Double-Blinded Drug Discovery (DBD2®)

Only a fraction of cellular proteins in the druggable genome has been exploited medicinally. Hundreds of promising—but immature (i.e., medicinal potential not yet translated)—targets are under intense investigation by university scientists. Many are orphan proteins whose roles yet remain to be fully resolved. Thus, a large part of the proteome remains open to potential medicinal exploitation, including targets like transcription factors, protein-protein interactions and misfolded protein targets prone to pathogenic aggregation. Even the largest pharma company cannot afford to internally prosecute the druggability of more than a small handful of immature targets.

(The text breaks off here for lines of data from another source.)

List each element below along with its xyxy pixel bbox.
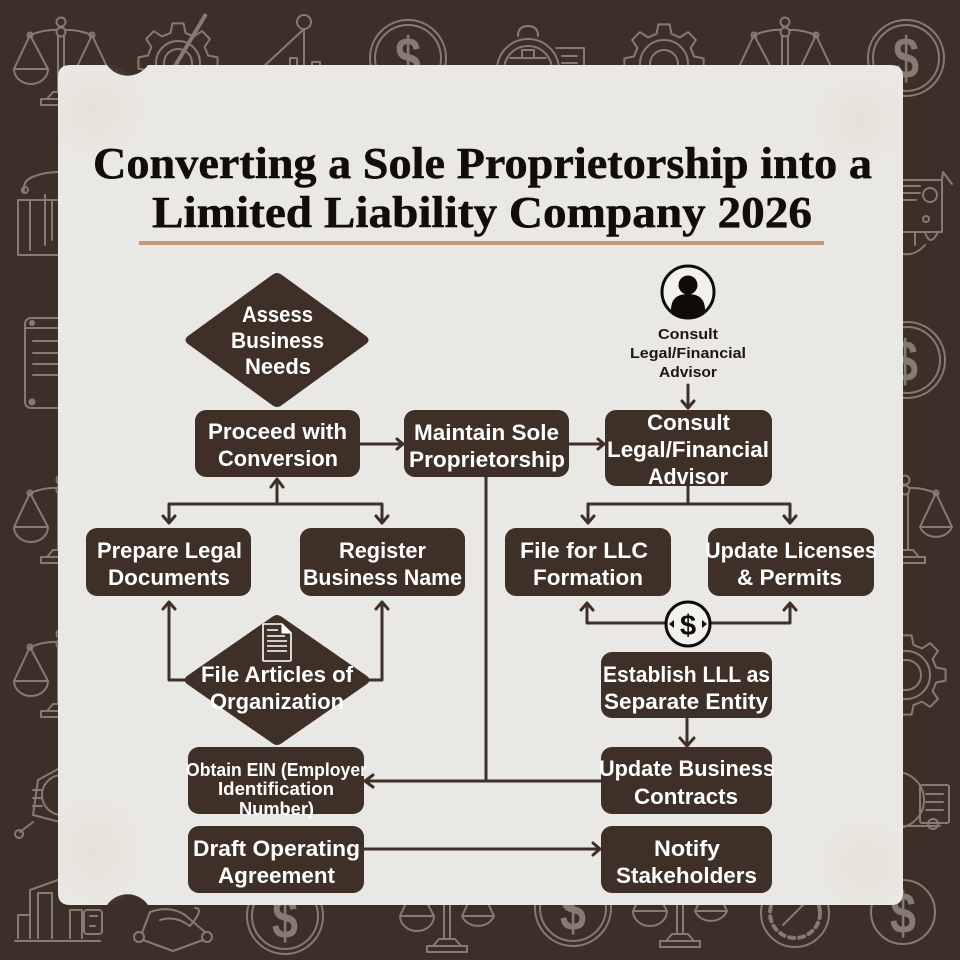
- step: Register Business Name: Register: [339, 538, 426, 563]
- icon: document panel: [25, 318, 75, 408]
- step: Register Business Name: Business Name: [303, 565, 462, 590]
- icon: dollar coin connector: $: [680, 610, 696, 642]
- icon: growth chart: [262, 15, 320, 68]
- icon: dollar coin top: [370, 20, 446, 96]
- icon: dollar coin connector: [666, 602, 710, 646]
- title: [93, 139, 872, 237]
- step: Register Business Name: [300, 528, 465, 596]
- icon: advisor person: [662, 266, 714, 318]
- title: Limited Liability Company 2026: [152, 188, 812, 237]
- icon: scales top left: [14, 18, 108, 105]
- icon: dollar coin right: [869, 322, 945, 398]
- icon: scales top right: [738, 18, 832, 105]
- step: Proceed with Conversion: Conversion: [218, 446, 338, 471]
- step: Obtain EIN: Number): [239, 799, 314, 819]
- icon: dollar coin top: $: [395, 26, 421, 91]
- step: Prepare Legal Documents: Prepare Legal: [97, 538, 242, 563]
- step: Consult Legal/Financial Advisor: Legal/Financial: [607, 437, 769, 462]
- decision: File Articles of Organization: Organization: [210, 689, 344, 714]
- step: Establish LLL as Separate Entity: Establish LLL as: [603, 662, 770, 687]
- icon: machine left: [15, 768, 82, 838]
- icon: gear with needle: [138, 14, 218, 103]
- advisor caption: Consult: [658, 326, 718, 343]
- icon: dollar coin top right: $: [893, 26, 919, 91]
- title underline: [139, 241, 824, 245]
- icon: dollar coin right: $: [892, 329, 918, 394]
- connector arrows: [163, 385, 796, 855]
- decision: File Articles of Organization: File Articles of: [201, 662, 354, 687]
- advisor caption: [630, 326, 746, 381]
- step: Proceed with Conversion: Proceed with: [208, 419, 347, 444]
- step: Consult Legal/Financial Advisor: Consult: [647, 410, 731, 435]
- icon: books: [18, 172, 60, 255]
- step: Update Licenses and Permits: Update Licenses: [705, 538, 877, 563]
- step: Draft Operating Agreement: Draft Operating: [193, 836, 360, 861]
- title: Converting a Sole Proprietorship into a: [93, 139, 872, 188]
- advisor caption: Legal/Financial: [630, 345, 746, 362]
- icon: bar chart building: [15, 880, 102, 941]
- step: Prepare Legal Documents: Documents: [108, 565, 230, 590]
- advisor caption: Advisor: [659, 364, 717, 381]
- step: Update Business Contracts: [599, 747, 775, 814]
- step: File for LLC Formation: File for LLC: [520, 538, 648, 563]
- step: Maintain Sole Proprietorship: Proprietorship: [409, 447, 565, 472]
- step: Obtain EIN: Obtain EIN (Employer: [186, 760, 367, 780]
- step: Update Business Contracts: Contracts: [634, 784, 738, 809]
- icon: dollar coin bottom 1: $: [272, 886, 298, 951]
- step: Notify Stakeholders: Notify: [654, 836, 721, 861]
- icon: document: [263, 624, 291, 661]
- step: Obtain EIN: Identification: [218, 779, 334, 799]
- icon: printer right: [900, 172, 952, 254]
- icon: scales bottom 2: [633, 860, 727, 947]
- icon: scales left upper: [14, 476, 108, 563]
- icon: scales right: [858, 476, 952, 563]
- icon: handshake: [134, 908, 212, 951]
- step: Establish LLL as Separate Entity: [601, 652, 772, 718]
- step: Consult Legal/Financial Advisor: Advisor: [648, 464, 728, 489]
- icon: dollar coin bottom 2: $: [560, 878, 586, 943]
- icon: dollar coin bottom right: [871, 880, 935, 946]
- step: Update Business Contracts: Update Business: [599, 756, 775, 781]
- icon: gear top: [624, 24, 704, 104]
- step: Update Licenses and Permits: & Permits: [737, 565, 842, 590]
- icon: dollar coin bottom 2: [535, 870, 611, 946]
- step: Maintain Sole Proprietorship: Maintain Sole: [414, 420, 559, 445]
- step: Establish LLL as Separate Entity: Separate Entity: [604, 689, 769, 714]
- step: Draft Operating Agreement: [188, 826, 364, 893]
- decision: Assess Business Needs: Assess: [242, 302, 313, 327]
- icon: scales bottom 1: [400, 864, 494, 952]
- step: Notify Stakeholders: Stakeholders: [616, 863, 757, 888]
- decision: File Articles of Organization: [184, 615, 370, 745]
- icon: compass dial: [761, 879, 829, 947]
- icon: scales left lower: [14, 630, 108, 717]
- step: Consult Legal/Financial Advisor: [605, 410, 772, 489]
- decision: Assess Business Needs: Needs: [245, 354, 311, 379]
- step: Maintain Sole Proprietorship: [404, 410, 569, 477]
- step: Obtain EIN: [186, 747, 367, 819]
- icon: gear right: [866, 635, 946, 715]
- step: Notify Stakeholders: [601, 826, 772, 893]
- step: Proceed with Conversion: [195, 410, 360, 477]
- decision: Assess Business Needs: Business: [231, 328, 324, 353]
- icon: dollar coin top right: [868, 20, 944, 96]
- decision: Assess Business Needs: [186, 273, 368, 407]
- step: Update Licenses and Permits: [705, 528, 877, 596]
- step: File for LLC Formation: Formation: [533, 565, 643, 590]
- icon: briefcase right: [868, 772, 949, 829]
- icon: dollar coin bottom 1: [247, 878, 323, 954]
- icon: dollar coin bottom right: $: [890, 881, 916, 946]
- icon: briefcase clock: [497, 26, 584, 101]
- step: Draft Operating Agreement: Agreement: [218, 863, 336, 888]
- step: Prepare Legal Documents: [86, 528, 251, 596]
- step: File for LLC Formation: [505, 528, 671, 596]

Also, many compelling target programs have not borne fruitful outcomes, despite immense effort by many pharmas at prodigious costs. A new drug discovery approach seems desirable for avoiding the costs and risks of premature commitment to nascent targets.

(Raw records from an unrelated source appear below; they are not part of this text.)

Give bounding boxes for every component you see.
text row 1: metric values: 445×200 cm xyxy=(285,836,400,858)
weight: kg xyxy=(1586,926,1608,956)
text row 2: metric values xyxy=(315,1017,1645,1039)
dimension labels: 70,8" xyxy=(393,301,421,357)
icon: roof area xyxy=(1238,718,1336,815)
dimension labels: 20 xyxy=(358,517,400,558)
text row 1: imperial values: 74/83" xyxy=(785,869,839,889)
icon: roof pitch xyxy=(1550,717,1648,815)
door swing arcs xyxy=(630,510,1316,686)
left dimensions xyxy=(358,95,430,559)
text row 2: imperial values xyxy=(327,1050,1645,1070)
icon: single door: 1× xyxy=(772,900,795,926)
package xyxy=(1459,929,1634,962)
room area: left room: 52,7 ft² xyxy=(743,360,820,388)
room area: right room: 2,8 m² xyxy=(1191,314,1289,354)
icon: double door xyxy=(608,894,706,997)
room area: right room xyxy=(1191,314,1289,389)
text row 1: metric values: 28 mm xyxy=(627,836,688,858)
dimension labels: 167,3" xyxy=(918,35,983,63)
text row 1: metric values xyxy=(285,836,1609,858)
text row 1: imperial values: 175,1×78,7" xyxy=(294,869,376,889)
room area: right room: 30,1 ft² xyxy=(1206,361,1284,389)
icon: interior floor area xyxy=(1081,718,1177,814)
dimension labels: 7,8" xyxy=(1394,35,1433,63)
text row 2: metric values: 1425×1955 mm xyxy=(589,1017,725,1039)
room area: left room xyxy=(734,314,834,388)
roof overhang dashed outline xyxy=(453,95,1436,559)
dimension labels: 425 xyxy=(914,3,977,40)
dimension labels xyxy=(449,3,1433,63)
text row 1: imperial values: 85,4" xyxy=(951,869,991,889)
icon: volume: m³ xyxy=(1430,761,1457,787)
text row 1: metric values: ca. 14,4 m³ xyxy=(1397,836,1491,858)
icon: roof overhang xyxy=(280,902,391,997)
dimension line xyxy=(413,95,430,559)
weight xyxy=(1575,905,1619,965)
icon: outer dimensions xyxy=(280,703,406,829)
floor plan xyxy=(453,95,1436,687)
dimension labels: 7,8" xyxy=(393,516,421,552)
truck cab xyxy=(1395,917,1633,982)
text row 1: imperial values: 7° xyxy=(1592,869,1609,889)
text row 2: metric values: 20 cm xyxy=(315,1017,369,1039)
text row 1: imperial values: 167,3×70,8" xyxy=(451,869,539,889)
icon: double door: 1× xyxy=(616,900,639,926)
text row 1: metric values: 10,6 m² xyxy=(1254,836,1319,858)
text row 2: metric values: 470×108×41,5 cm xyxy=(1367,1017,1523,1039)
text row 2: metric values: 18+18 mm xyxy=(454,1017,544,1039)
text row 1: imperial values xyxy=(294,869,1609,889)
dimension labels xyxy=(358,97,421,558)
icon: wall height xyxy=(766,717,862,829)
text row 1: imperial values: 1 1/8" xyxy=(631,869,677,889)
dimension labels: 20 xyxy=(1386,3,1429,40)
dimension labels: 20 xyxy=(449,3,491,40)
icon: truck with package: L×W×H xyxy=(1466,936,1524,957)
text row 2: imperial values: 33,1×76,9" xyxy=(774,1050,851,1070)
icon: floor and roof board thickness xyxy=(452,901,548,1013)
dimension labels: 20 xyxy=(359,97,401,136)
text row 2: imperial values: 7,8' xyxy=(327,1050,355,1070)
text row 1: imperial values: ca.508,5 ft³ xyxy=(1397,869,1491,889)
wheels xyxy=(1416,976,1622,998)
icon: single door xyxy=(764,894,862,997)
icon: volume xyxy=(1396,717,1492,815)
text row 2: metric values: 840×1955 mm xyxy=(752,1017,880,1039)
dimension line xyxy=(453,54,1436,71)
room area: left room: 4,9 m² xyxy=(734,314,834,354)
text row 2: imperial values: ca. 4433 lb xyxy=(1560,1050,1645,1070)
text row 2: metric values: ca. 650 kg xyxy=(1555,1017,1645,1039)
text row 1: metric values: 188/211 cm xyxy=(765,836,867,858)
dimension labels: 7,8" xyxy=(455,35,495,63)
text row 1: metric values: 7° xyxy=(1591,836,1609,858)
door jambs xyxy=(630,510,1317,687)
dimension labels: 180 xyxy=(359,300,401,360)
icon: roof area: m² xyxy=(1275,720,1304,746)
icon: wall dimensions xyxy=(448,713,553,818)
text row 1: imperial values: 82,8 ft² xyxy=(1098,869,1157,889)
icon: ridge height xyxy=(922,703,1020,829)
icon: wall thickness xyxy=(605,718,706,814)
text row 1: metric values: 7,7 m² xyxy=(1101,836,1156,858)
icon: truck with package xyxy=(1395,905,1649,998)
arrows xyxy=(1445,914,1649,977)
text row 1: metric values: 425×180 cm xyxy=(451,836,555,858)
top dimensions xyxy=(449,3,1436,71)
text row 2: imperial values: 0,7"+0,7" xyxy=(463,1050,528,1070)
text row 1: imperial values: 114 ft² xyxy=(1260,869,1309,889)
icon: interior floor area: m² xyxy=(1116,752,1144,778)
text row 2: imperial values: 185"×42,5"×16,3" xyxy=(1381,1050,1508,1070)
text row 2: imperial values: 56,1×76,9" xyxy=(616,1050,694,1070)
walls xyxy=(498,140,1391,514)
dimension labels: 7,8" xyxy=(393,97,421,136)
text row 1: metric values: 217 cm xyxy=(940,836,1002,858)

Better prioritization for hypothesis-stage targets is a critical impact opportunity for pharmas to sustain a more fruitful pipeline of first-in-class medicines, thereby avoiding drug-pipeline development gaps leading to painful patent cliffs.

The terms of the DBD2 Collaborative Agreement (DCA) reflect endorsements from many universities and pharmas. The DCA ensures fair use of individually owned intellectual property and safeguards against the premature escape of sensitive structure-activity data. It is particularly suitable in public-private research collaborations between university and company scientists for exploring the medicinal potential of novel cell-signaling targets. Both companies and institutions benefit from option rights to further develop new IP jointly or independently. The inherent efficiencies of DCA allow pursuit of more projects in parallel, while avoiding administrative encumberment that has long stymied advancing discovery-research collaborations between industrial and university investigators.

DBD2®:

  • Offers unprecedented research services to the corporate R&D enterprise at very low cost
  • Expands core chemical genomics capabilities for university participants at no cost
  • Accelerates technology transfer and commercialization without compromising sensitive IP
  • Offers a new way to validate druggable targets and chemotypes, potentially including synergistic combination drugs

View our Double-Blinded Drug Discovery overview (PDF)

References

  • Reichman M, Simpson PB. Open innovation in early drug discovery: roadmaps and roadblocks. Drug Discov Today. 2016 May;21(5):779-88. doi: 10.1016/j.drudis.2015.12.008. Epub 2015 Dec 29. Review. PubMed PMID: 26743597
  • Simpson PB, Reichman M. Opening the lead generation toolbox. Nat Rev Drug Discov. 2014 Jan;13(1):3-4. doi: 10.1038/nrd4202. PubMed PMID: 24378783
  • Donover PS, Yohn M, Sim M, Wright A, Gowda S, Allee C, Schabdach AR, Reichman M. New informatics and automated infrastructure to accelerate new leads discovery by high throughput screening (HTS). Comb Chem High Throughput Screen. 2013;16:180-8. PMID: 22934945

Unique Chemical Libraries

LIMR owns a unique compound library of 104,000 members, with powder reserves of 10 mg each. This was once the research asset of a major company that donated the resource to LIMR for the greater good. The structures were designed with a cheminformatic perspective that differs from more common approaches. These compounds pass Lipinski and drug reactivity filters typically used in pharma to qualify drug-like libraries for high throughput screening and feasibility as medicines. Creation of customized focused libraries is easily accomplished for thousands of compounds in days, rather than weeks.